(from CVC 135, vsnet-alert 855)
S10932 [UG:+E, 13.4 - 18.5p] ============================Tonny Vanmunster, CBA Belgium reports an outburst detection of this eclipsing dwarf nova, which is part of the Belgian CVAP. Visual confirmation has been obtained from Gary Poyner, UK. The observations are :
1997 Apr 23.889 UT, 14.1 (T. Vanmunster, unfilt. CCD, 0.25-m SCT); Apr 23.909 UT, 13.5 (G. Poyner, 0.40-m refl.);
According to our data in the Outburst Activity Database on Selected Cataclysmic Variables, the object was last seen in outburst on March 26, 1996 by M. Iida (CCD detection) at mag 14.6 [CVC 90]. It was a short and very faint outburst.
S10932 is located at R.A. = 12h39m32.1s, Decl.= +21d08'06" (J2000.0).
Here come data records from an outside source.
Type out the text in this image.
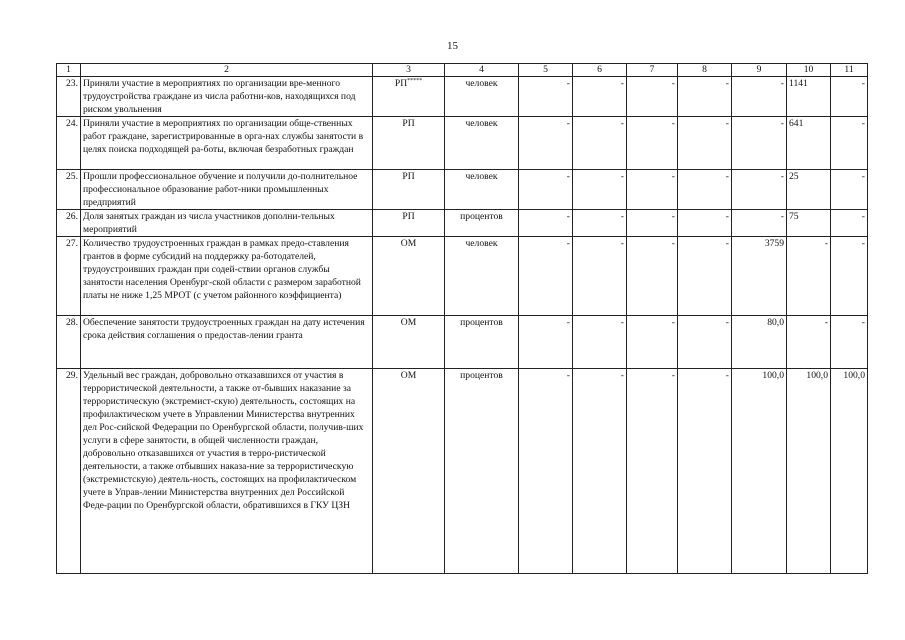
15
1	2	3	4	5	6	7	8	9	10	11
23.	Приняли участие в мероприятиях по организации вре-менного трудоустройства граждане из числа работни-ков, находящихся под риском увольнения	РП*****	человек	-	-	-	-	-	1141	-
24.	Приняли участие в мероприятиях по организации обще-ственных работ граждане, зарегистрированные в орга-нах службы занятости в целях поиска подходящей ра-боты, включая безработных граждан	РП	человек	-	-	-	-	-	641	-
25.	Прошли профессиональное обучение и получили до-полнительное профессиональное образование работ-ники промышленных предприятий	РП	человек	-	-	-	-	-	25	-
26.	Доля занятых граждан из числа участников дополни-тельных мероприятий	РП	процентов	-	-	-	-	-	75	-
27.	Количество трудоустроенных граждан в рамках предо-ставления грантов в форме субсидий на поддержку ра-ботодателей, трудоустроивших граждан при содей-ствии органов службы занятости населения Оренбург-ской области с размером заработной платы не ниже 1,25 МРОТ (с учетом районного коэффициента)	ОМ	человек	-	-	-	-	3759	-	-
28.	Обеспечение занятости трудоустроенных граждан на дату истечения срока действия соглашения о предостав-лении гранта	ОМ	процентов	-	-	-	-	80,0	-	-
29.	Удельный вес граждан, добровольно отказавшихся от участия в террористической деятельности, а также от-бывших наказание за террористическую (экстремист-скую) деятельность, состоящих на профилактическом учете в Управлении Министерства внутренних дел Рос-сийской Федерации по Оренбургской области, получив-ших услуги в сфере занятости, в общей численности граждан, добровольно отказавшихся от участия в терро-ристической деятельности, а также отбывших наказа-ние за террористическую (экстремистскую) деятель-ность, состоящих на профилактическом учете в Управ-лении Министерства внутренних дел Российской Феде-рации по Оренбургской области, обратившихся в ГКУ ЦЗН	ОМ	процентов	-	-	-	-	100,0	100,0	100,0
One of the few references in professional literature on S10932 is IBVS 4182, in which Wenzel and Schwartz describe the object as a new eclipsing cataclysmic variable (likely a dwarf nova) below the period gap. Remark that this positions S10932 amongst the few known eclipsing dwarf novae in the northern hemisphere.
CVC 78 reports eclipse observations by the Taichi Kato and the Ouda team, Kyoto University, Japan. They observed eclipses as deep as 3.2 mag. in V, which is one of the deepest known eclipse amplitudes among outbursting dwarf novae. Kato further measured the duration of eclipses and found a value of nearly 10 minutes. Similar deep eclipses were also reported by German astronomers Peter Kroll and Gerold Richter of Sonneberg Observatory, who measured an amplitude of about 4.4 mag (R band).
An analysis by P. Kroll and G. Richter of CCD mid-eclipse observations of S10932 made at Sonneberg Observatory with a 60-cm-Cassegrain telescope from 1994, May 11 to 1996, Jan 04, and combined with observations reported by the Ouda team, yielded following mid-eclipse ephemerides : Min (HJD) = J.D. 2449486.48166 + 0.0870386727 * E".